Pregnant Traveler



Traveler’s Diarrhea

Is it possible to talk about international travel and not speak of diarrhea?  Probably not.  Call it what you will—Delhi belly, Montezuma’s revenge, Tijuana Two-Step—a person’s chances of getting the ailment during foreign travel is almost two out of three.

The problem is that this illness becomes more of a threat during pregnancy.  Not only is it more apt to occur, it is likely to be more severe, the consequences are more dangerous and the treatment more difficult.

Your body’s main defenses against traveler’s diarrhea are your immune system, the acid in your stomach and the rapid transit through the intestine.  Antibodies and immune cells attack bacteria and viruses as soon as they enter your system.  And as soon as bacteria reach your stomach, the acidity eats away at their cell membranes and renders most of them harmless.  Those that escape are quickly hastened down the intestinal tract and out of your body.

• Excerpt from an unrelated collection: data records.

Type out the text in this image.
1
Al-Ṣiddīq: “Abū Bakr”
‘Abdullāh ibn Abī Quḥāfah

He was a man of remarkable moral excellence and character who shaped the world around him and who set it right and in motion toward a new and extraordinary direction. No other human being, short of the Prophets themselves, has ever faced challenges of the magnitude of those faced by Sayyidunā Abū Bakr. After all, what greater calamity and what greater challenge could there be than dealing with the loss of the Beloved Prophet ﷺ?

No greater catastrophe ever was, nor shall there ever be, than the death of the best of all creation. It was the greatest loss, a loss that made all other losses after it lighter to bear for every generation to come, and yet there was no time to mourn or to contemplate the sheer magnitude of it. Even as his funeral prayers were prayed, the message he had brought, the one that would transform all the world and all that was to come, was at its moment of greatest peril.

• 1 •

All of these are affected when you are pregnant.  In order not to “reject” the baby (like a kidney transplant) the immune system is a little lax during pregnancy.  And even though you may not think so when you are overwhelmed with heartburn, your stomach produces less acid when you are pregnant.  Finally, as a side effect of the hormone progesterone, your intestines slow down.  Thus the germs that can cause diarrhea are not as efficiently killed or eliminated.

Further, because of other chemical changes that occur with pregnancy, diarrhea in a pregnant woman is more apt to lead rapidly to dehydration and acidosis.  And acidosis in a pregnant woman can kill the baby.

It is very important, therefore, that you do all you can to prevent the diarrhea and to treat it promptly and vigorously if it occurs.

Your first line of prevention is to wash your hands—after every handshake and before every meal.  This is a basic step that many travelers forget.  But this simple measure may reduce your chances of diarrhea by fifty per cent.  Soap and water are best but the alcohol-based cleansers are certainly better than nothing.

The second defense is to be very careful what you eat and drink.  While you are pregnant is not a good time to be an “adventuresome eater”.  Avoid the street vendors, the salad bars and the spicy foods.  Stick to fruit and vegetables that can be peeled and cooked food that is served steaming hot.  And use only bottled or boiled water, hot drinks like tea, or other bottled drinks—without ice.  Ice is often made with contaminated tap water.

If you do get diarrhea, the secret is prompt and vigorous oral hydration.  Try to drink twice as much fluid as you are putting out.  Oral hydration solutions can be bought commercially or made up from a recipe, but even a brisk intake of fluids that contain a lot of sugar and a little bit of salt will usually do the trick.  Remember that traveler’s diarrhea usually lasts forty-eight hours or less.  Your job is to keep up with the fluids until the problem wears itself out.

Medicines like loperamide (Imodium ADÒ) or diphenoxylate (LomotilÒ) are probably harmless when you are pregnant, but they slow down the exit of the germs from your intestine so we usually reserve these for severe cases.  We prefer not to use bismuth subsalicylate (Pepto-BismolÒ) during pregnancy.  Another salicylate (aspirin) has been shown in some studies to increase the risk of some pregnancy complications and bismuth, a heavy metal like arsenic, makes us nervous.

Antibiotics and intravenous fluids are usually best reserved for really severe cases.  Some of the antibiotics most commonly prescribed for traveler’s diarrhea are not of proven safety during pregnancy.  And in many area of the world the needles and tubing used for intravenous fluids may not have been properly sterilized.